THE CASTING PROGRAM OF THE CLEVELAND MUSEUM OF NATURAL HISTORY
From Bungart's original work in clay and plaster the casting activities at the museum have evolved to include the most modern materials and complex molds. The current program involves the use of platinum silicone rubbers, epoxies, polyurethanes and foams. Single and multi-part molds have been made which show detail down to the level of second hand fingerprints in plaster repair work.

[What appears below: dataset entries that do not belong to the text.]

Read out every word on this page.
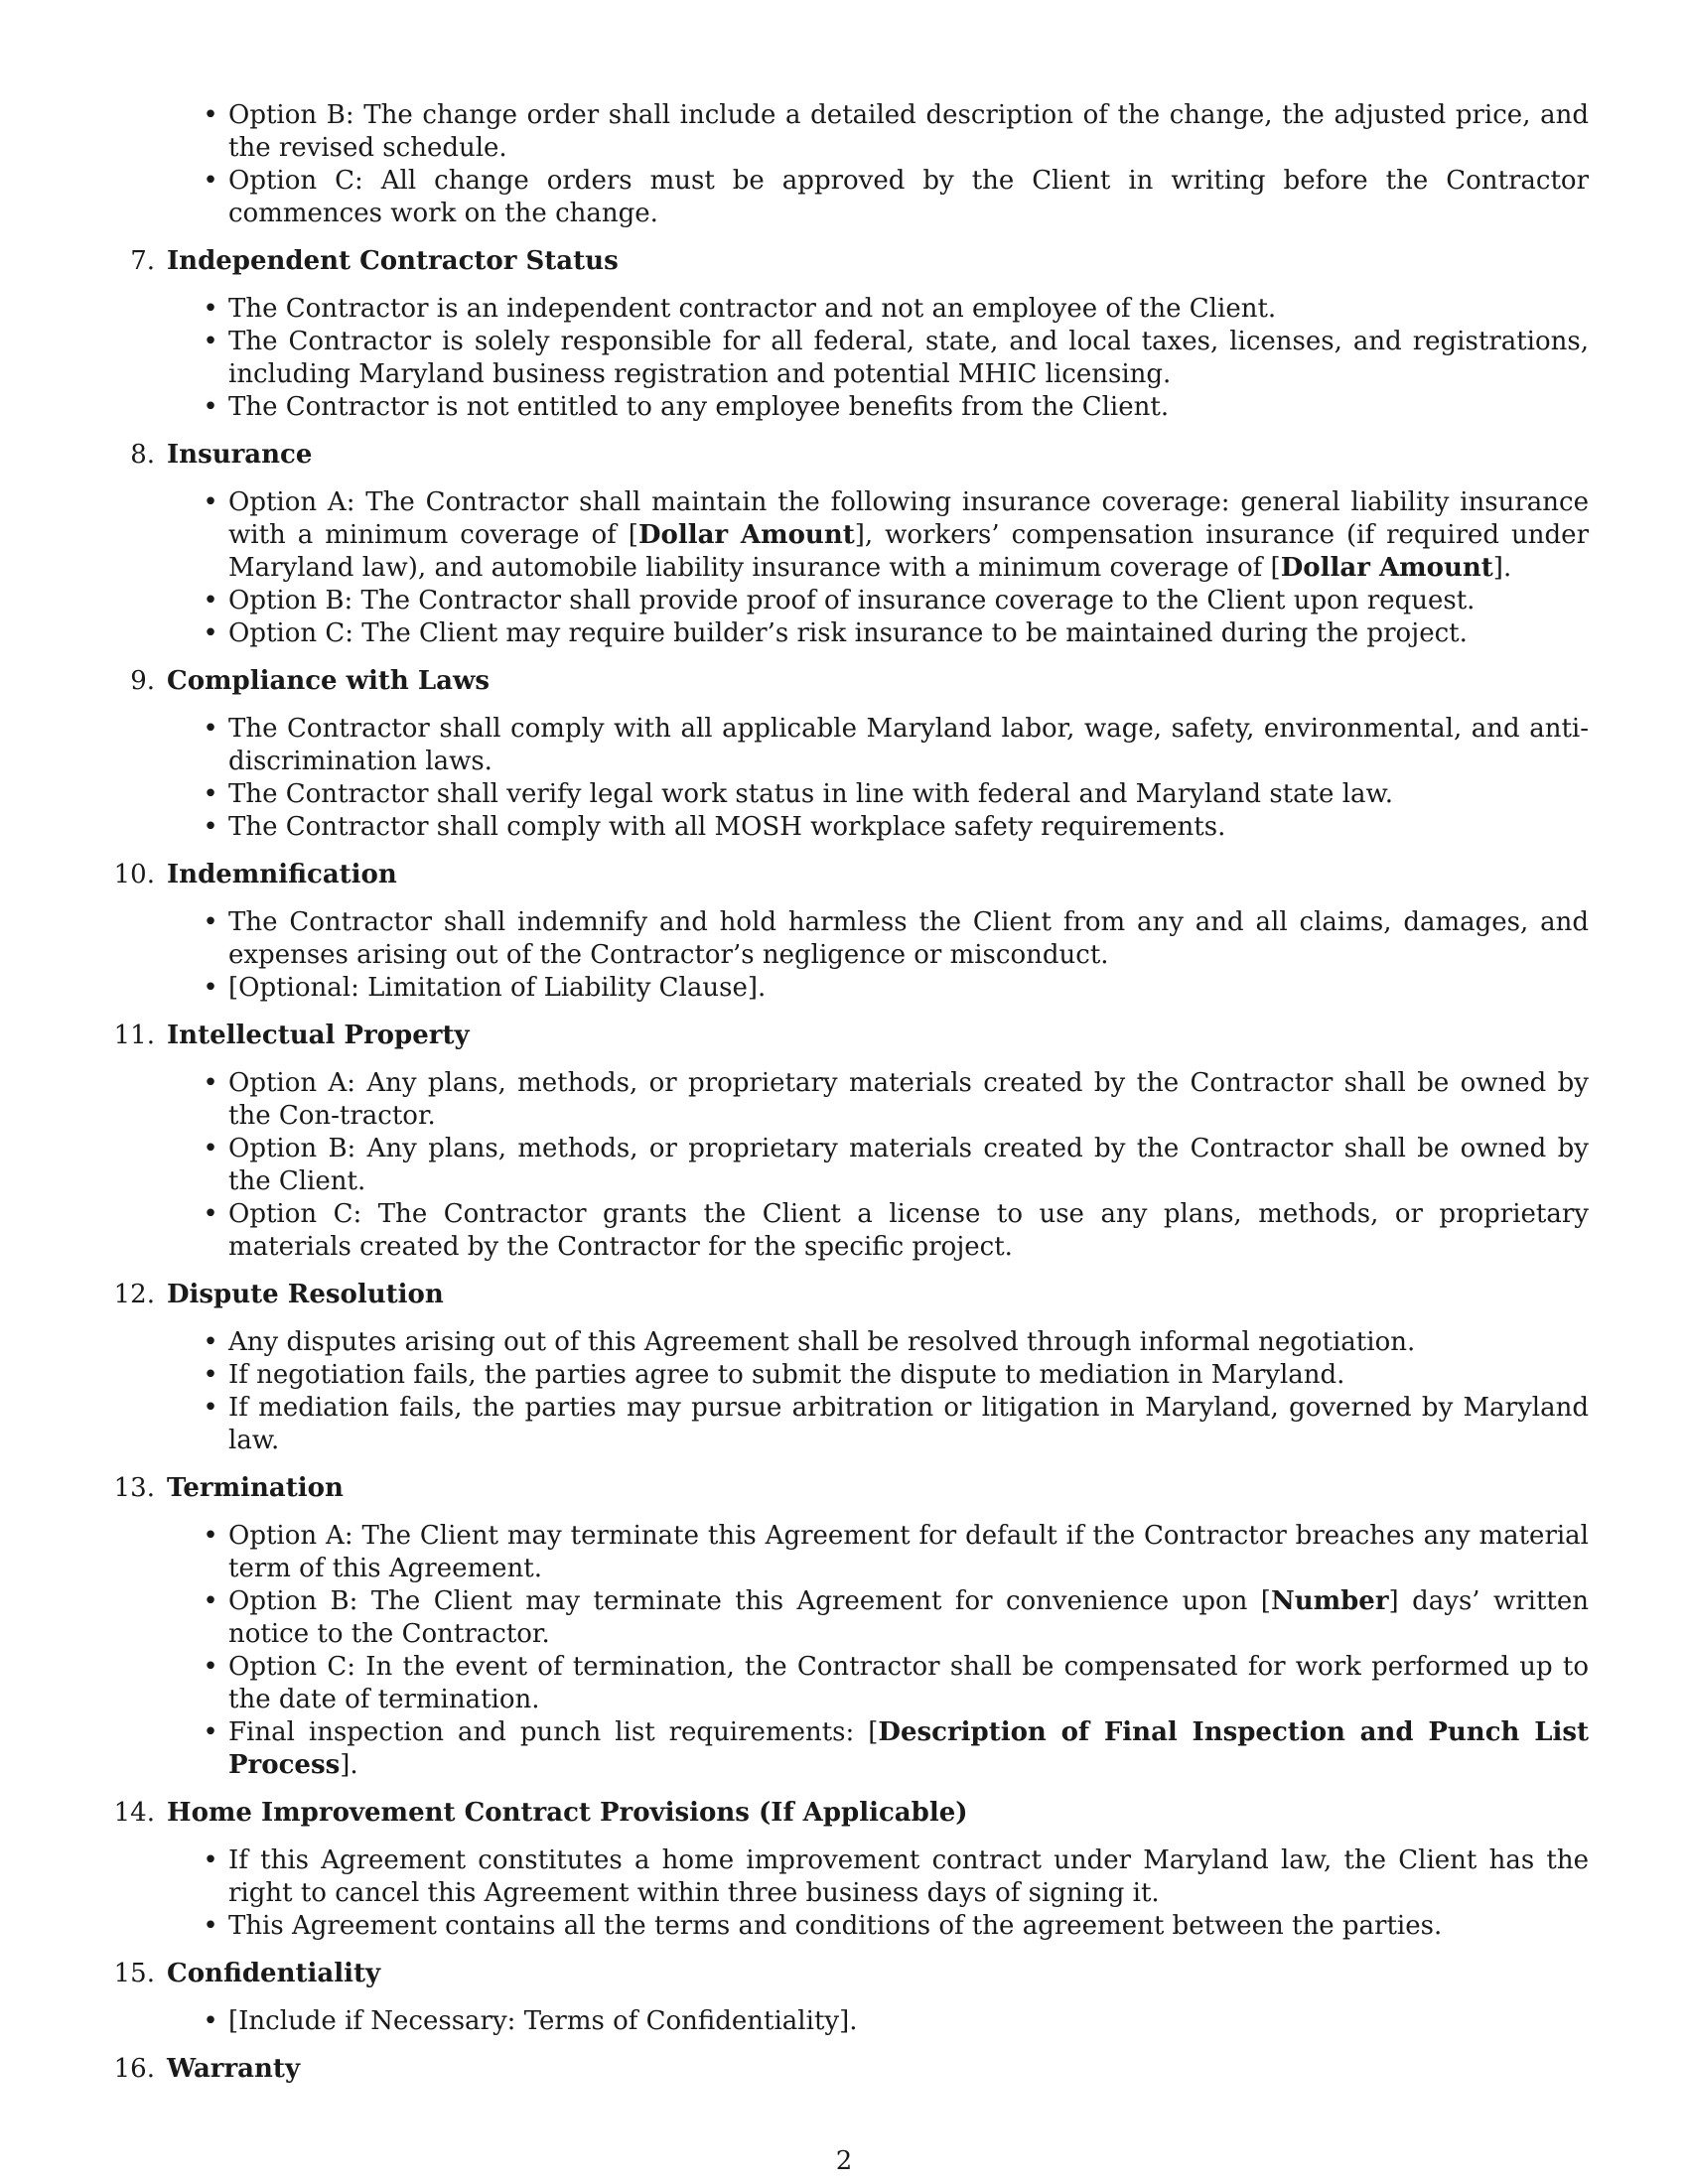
• Option B: The change order shall include a detailed description of the change, the adjusted price, and the revised schedule.
• Option C: All change orders must be approved by the Client in writing before the Contractor commences work on the change.
7. Independent Contractor Status
• The Contractor is an independent contractor and not an employee of the Client.
• The Contractor is solely responsible for all federal, state, and local taxes, licenses, and registrations, including Maryland business registration and potential MHIC licensing.
• The Contractor is not entitled to any employee benefits from the Client.
8. Insurance
• Option A: The Contractor shall maintain the following insurance coverage: general liability insurance with a minimum coverage of [Dollar Amount], workers’ compensation insurance (if required under Maryland law), and automobile liability insurance with a minimum coverage of [Dollar Amount].
• Option B: The Contractor shall provide proof of insurance coverage to the Client upon request.
• Option C: The Client may require builder’s risk insurance to be maintained during the project.
9. Compliance with Laws
• The Contractor shall comply with all applicable Maryland labor, wage, safety, environmental, and anti-discrimination laws.
• The Contractor shall verify legal work status in line with federal and Maryland state law.
• The Contractor shall comply with all MOSH workplace safety requirements.
10. Indemnification
• The Contractor shall indemnify and hold harmless the Client from any and all claims, damages, and expenses arising out of the Contractor’s negligence or misconduct.
• [Optional: Limitation of Liability Clause].
11. Intellectual Property
• Option A: Any plans, methods, or proprietary materials created by the Contractor shall be owned by the Con-tractor.
• Option B: Any plans, methods, or proprietary materials created by the Contractor shall be owned by the Client.
• Option C: The Contractor grants the Client a license to use any plans, methods, or proprietary materials created by the Contractor for the specific project.
12. Dispute Resolution
• Any disputes arising out of this Agreement shall be resolved through informal negotiation.
• If negotiation fails, the parties agree to submit the dispute to mediation in Maryland.
• If mediation fails, the parties may pursue arbitration or litigation in Maryland, governed by Maryland law.
13. Termination
• Option A: The Client may terminate this Agreement for default if the Contractor breaches any material term of this Agreement.
• Option B: The Client may terminate this Agreement for convenience upon [Number] days’ written notice to the Contractor.
• Option C: In the event of termination, the Contractor shall be compensated for work performed up to the date of termination.
• Final inspection and punch list requirements: [Description of Final Inspection and Punch List Process].
14. Home Improvement Contract Provisions (If Applicable)
• If this Agreement constitutes a home improvement contract under Maryland law, the Client has the right to cancel this Agreement within three business days of signing it.
• This Agreement contains all the terms and conditions of the agreement between the parties.
15. Confidentiality
• [Include if Necessary: Terms of Confidentiality].
16. Warranty
2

Casts are now produced which represent the depth and diversity of the departments' collection.
Other casts currently available from the CMNH are: since 2002 the complete three-dimensional crossopterygian, Eusthenopteron foordi (CMNH 8158) from the Middle Devonian (Frasnian) Escuminac Formation of Miguasha, Quebec, Canada, on exhibit since 1973 and at the Miguasha Provincial Park and the Age of Fishes Museum, Australia; the inferognathals (lower jaws) from 13 Cleveland Shale arthrodire specimens; a Cleveland Shale shark, Cladoselache, collected in 1926 by Bungart from a Big Creek concretion, showing its dermal outline, gill arches and muscle fibers (CMNH 5371); available since 1988, the holotype skull of the Late Cretaceous (Maastrichtian) Hell Creek Formation tyrannosaur Nanotyrannus lancensis (CMNH 7541), collected by David H. Dunkle in 1942 and on exhibit in Kirtland Hall-casts are also at the Royal Ontario Museum, and the Black Hills Institute, SD and; a 9.25 inch long Pleistocene Smileodon fang (CMNH 11884) from the La Brea, California tar pits and a 6.9 inch long Holocene Carcharocles shark "megatooth".